Boulder lands Cuban sandwich outpost

Clay Fong | Boulder Weekly

I´m the first to admit that my familiarity with Cuban fare is somewhat limited, and I certainly claim no particular expertise regarding the sandwiches of this  island nation. Sure, I’ve enjoyed a Cuban meal or two in Miami, but I came away with the feeling that I was eating gussied-up South Beach versions of the real McCoy. Closer to home, I dined a while back at Denver’s well-regarded Cuba Cuba, and enjoyed my meal, but I haven’t had a chance to make a return visit.

Fortunately, Cuba Cuba has a new Boulder outpost, the affordably priced Cuba Cuba Sandwicheria. One suspects this quick-serve venture has franchising ambitions, as the first impression of the general setup is that it’s like Chipotle with a better color scheme. But this eatery also distinguishes itself with a lively Cuban soundtrack and surprisingly pleasant shaded outside tables.

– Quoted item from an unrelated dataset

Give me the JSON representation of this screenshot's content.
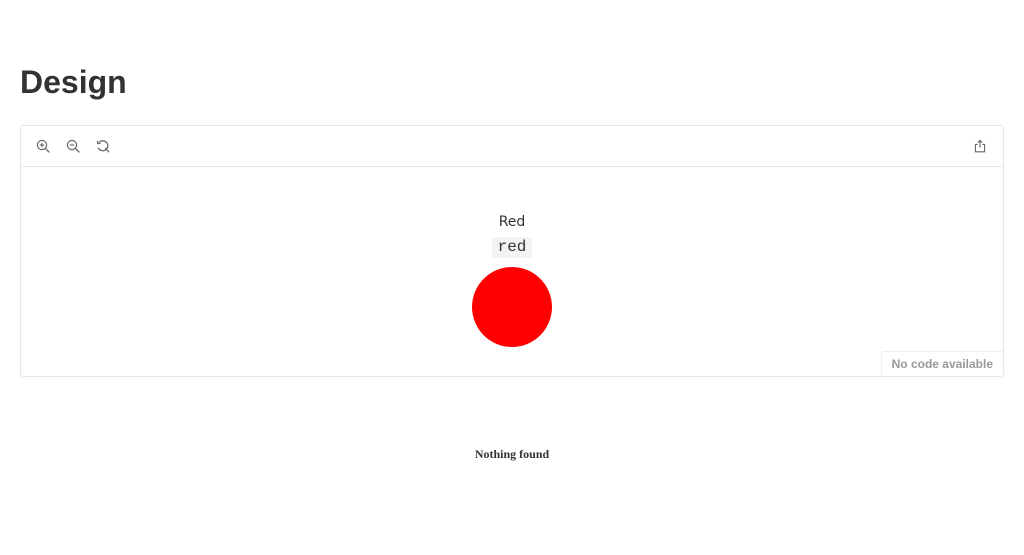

The menu spotlights $7 sandwiches, as well as $6.50 rice bowls topped with a choice of vegetables, beef, pork or fish. For $5.75, you can have a Caesar or watercress salad, or a kids’ plate consisting of either a scaled-down bowl with juice or grilled ham and cheese. Cuban-style soft drinks are available for $1.75. These aren’t bottled in Cuba, so they don’t run afoul of the trade embargo. You’ll need quite the sweet tooth to fully appreciate these beverages, such as the pineapple Jupina, although they possess more complex flavors than typical sodas.

Friend Jon diverged from the sandwich route with a scrumptious Picadillo bowl, consisting of stewed ground sirloin, white rice and beans. Raisins andolives contributed depth to the beef, while the beans were wonderfully garlicky. While I can’t gauge this dish’s authenticity, it certainly possessed the heft and robust flavors of the best peasant food, and that’s a compliment. 

“Ridiculously good,” is how colleague Carin described the Boulder Cuban sandwich. While a typical Cuban is a meaty affair, this healthier interpretation highlights grilled vegetables prepared in the escabeche style with a whiff of vinegar. Other fillings included jalapeno, arugula and Haystack chevre. This meatless creation is just as satisfying as its meat-laden analogues, and it can be rendered vegan-friendly by deleting the cheese.

For a side, we enjoyed $2.50 orders of sweet plantain. These were soft and warm, with bits of caramelization around the edges. A condiment of aromatic mojo garlic sauce cut the sweetness, and Carin continued her tradition of layering a slice or two of this banana cousin on her sandwich. This addition certainly enhanced her Boulder Cuban by adding a touch of richness and intriguing texture.

The Minuta de Pescado sandwich, anchored by a mahi tempura filet, was nearly perfect. Fans of Baja-style fish tacos will likely gravitate to this choice, which features a perky garlic habanero aioli that adds distinct but not overwhelming heat. Cilantro and cabbage make for a welcome slaw-like garnish, adding a crisp complement to the moist and flaky fish. If the batter was crunchier, this pescado would achieve perfection.

We ended with a $3 Tres Leches cake.

This dessert packed enough creamy flavor and impossibly moist texture for the three of us, or as Jon put it, “four normal folks.”

Satisfying at twice the price, this milky dessert epitomizes the quality, unique flavors and value that position the Cuba Cuba Sandwicheria as a worthy counterpart to its Denver namesake.